A l'heure où les sites de rencontres sont légion, où on se délecte des anecdotes croustillantes de nos proches, où on en fournit soi-même volontiers pour rythmer les soirées et gagner le prix du meilleur gossip (l'équivalent d'un +8 voire d'un +12 au Uno pour les plus mesquins).
A l'heure où le ghosting se répand plus vite que les punaises de lit quand les médias n'ont plus de sujets polémiques à matraquer à outrance et où on ne compte plus les affaires glauques sous fond de violence parfois banalisée, il est un documentaire qui essaie d'apporter quelques réponses ou du moins de s'arrêter pendant 1 heure 30 sur la question de l'usurpation d'identité.
Qu'est-ce qui pousse un homme à partager sa vie entre plusieurs femmes, à mentir avec une assiduité folle, à s'inventer des enfances, des métiers, des comportements multiples, des amis imaginaires, des familles, des drames et des passions ?
Et ces femmes toutes victimes de ce même homme, qu'ont-elles en commun ? Ont-elles un type ? Sont-elles son type ? Est-ce le fruit du hasard ?
Doit-on éprouver de la pitié, de la frustration, de l'indifférence ou de la haine ? Qu'aurions-nous fait à leur place ? Nous serions-nous laissés berner, comme elles, qui n'ont pourtant pas l'air plus naïves que d'autres ?
Ce qui fascine dans ce documentaire, c'est de voir jusqu'où s'étend le mensonge, à quel point il est profondément ancré chez ce Ricardo. Le mensonge fait partie intégrante de sa vie, la manipulation également, mais qu'y a-t-il derrière les masques ?
Ce film m'a plu, pourtant, sur le papier, rien de nouveau à l'horizon.
On a tous entendu des histoires de personnes menant une double vie, on a tous un.e ami.e ou un.e ami.e d'ami.e qui nous a raconté comment Untel a menti sur sa taille en se rajoutant 3 centimètres/sur son âge en se faisant grâce de 5, 8 ou 10 ans/sur sa situation familiale en omettant qu'il (généralement) avait un, deux ou trois enfants.
Alors, me direz-vous, pourquoi aller voir L'Homme aux mille visages film alors que Nadine de la compta ou Jocelyne de la médiathèque du quartier voisin ont sans doute raconté à peu près la même histoire à la machine à café à la pause de 10h30 il y a 4 mois ? Tout simplement parce que...
Cette fois, c'est nous (à travers le regard de la réalisatrice) qui sommes en embuscade, tuyau d'arrosage à la main et qui nous apprêtons à arroser l'arroseur, à la fin.

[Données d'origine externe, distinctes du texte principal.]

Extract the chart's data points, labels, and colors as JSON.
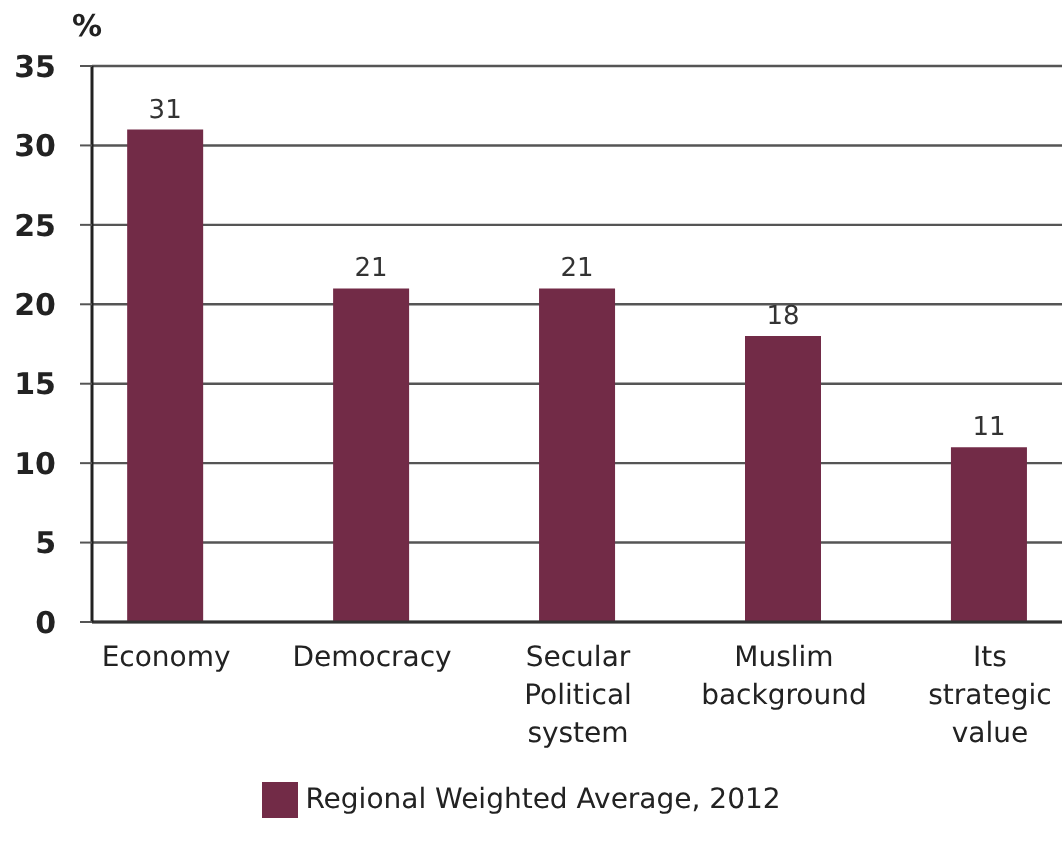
{
  "chart_data": {
    "type": "bar",
    "ylabel": "%",
    "categories": [
      "Economy",
      "Democracy",
      "Secular Political system",
      "Muslim background",
      "Its strategic value"
    ],
    "series": [
      {
        "name": "Regional Weighted Average, 2012",
        "color": "#722b47",
        "values": [
          31,
          21,
          21,
          18,
          11
        ]
      }
    ],
    "ylim": [
      0,
      35
    ],
    "yticks": [
      0,
      5,
      10,
      15,
      20,
      25,
      30,
      35
    ],
    "grid": "y",
    "legend": "bottom",
    "data_labels": true
  }
}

C'est un peu manichéen, un peu binaire peut-être, mais c'est un plaisir sadique qu'on s'autorise en se riant de ce "sociopathe" en se disant que ces femmes ont le droit à cette petite vengeance. Vous ne pensez pas ?
Au jeu du shérif et du bandit mythomane, il faut bien que ce dernier se fasse tôt ou tard rattraper par ses mensonges.

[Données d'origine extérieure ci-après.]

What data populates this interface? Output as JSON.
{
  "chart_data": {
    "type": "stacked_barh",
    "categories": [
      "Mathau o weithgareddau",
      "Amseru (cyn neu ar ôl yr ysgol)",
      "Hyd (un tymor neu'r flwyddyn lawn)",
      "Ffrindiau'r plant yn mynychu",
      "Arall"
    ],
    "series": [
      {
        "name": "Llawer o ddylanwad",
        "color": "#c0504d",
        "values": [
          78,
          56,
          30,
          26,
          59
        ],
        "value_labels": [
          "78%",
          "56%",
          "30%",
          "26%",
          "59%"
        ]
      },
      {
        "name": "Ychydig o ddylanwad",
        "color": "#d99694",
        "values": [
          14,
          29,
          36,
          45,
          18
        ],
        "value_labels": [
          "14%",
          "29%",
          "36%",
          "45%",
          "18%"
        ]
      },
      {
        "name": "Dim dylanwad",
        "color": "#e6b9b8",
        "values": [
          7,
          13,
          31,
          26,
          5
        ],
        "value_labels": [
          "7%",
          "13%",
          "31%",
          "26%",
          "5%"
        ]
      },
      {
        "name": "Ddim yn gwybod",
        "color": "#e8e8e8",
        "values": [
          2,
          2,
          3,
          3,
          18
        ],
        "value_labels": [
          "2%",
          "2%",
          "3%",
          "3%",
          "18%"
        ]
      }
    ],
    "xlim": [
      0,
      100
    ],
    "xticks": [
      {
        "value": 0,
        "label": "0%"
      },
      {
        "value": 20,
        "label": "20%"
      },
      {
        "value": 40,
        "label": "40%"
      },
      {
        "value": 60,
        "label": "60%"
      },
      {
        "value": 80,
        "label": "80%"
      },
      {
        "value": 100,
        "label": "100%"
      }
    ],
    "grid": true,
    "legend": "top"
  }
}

On pense au début passer un moment léger en mangeant du pop corn jusqu'à voir ledit Ricardo en action, petits sadiques que nous sommes, mais très vite, on se surprend à vouloir que quelque chose se passe réellement.
A mesure que le fil se déroule, on se rend compte que les femmes qui sont tombées dans son piège bien rodé n'ont pas grand-chose en commun, que ce soit en termes de physique, de mode ou de lieu de vie, de travail. Certaines sont psychologues, d'autres sont issues d'un milieu modeste et toutes ont eu droit à une version différente de notre arnaqueur. Alors qu'ont-elles vu en lui ? Et surtout, comment s'en est-il sorti jusque-là ?
Aller voir L'Homme aux mille visages, c'est soutenir cette enquête personnelle menée par Sonia Kronlund. J'irai même plus loin, c'est carrément un acte féministe et un gros doigt d'honneur placé devant le visage de cet homme à qui on fait la nique en choeur.
Il est difficile de juger le format documentaire car il ne laisse généralement que peu de place à la créativité, mais L'Homme aux mille visages connaît son sujet et en joue. Il se sert de quelques effets pour dédramatiser, tourner en ridicule.
On traite d'un thème important et on est en empathie avec ces femmes qui nous livrent cette histoire, ça on le sait bien, mais cela n'empêche pas de (sou)rire à plusieurs moments. Attention, on ne rit jamais avec lui, nope, on rit de lui.
Il ne s'agit pas d'un film à charge, mais on sait de quel côté on se trouve et heureusement. Une malice bienvenue se dégage de ce film et quand arrive le dernier acte, s'il était un regret, ce serait celui que la réalisatrice ne soit pas allée encore plus loin.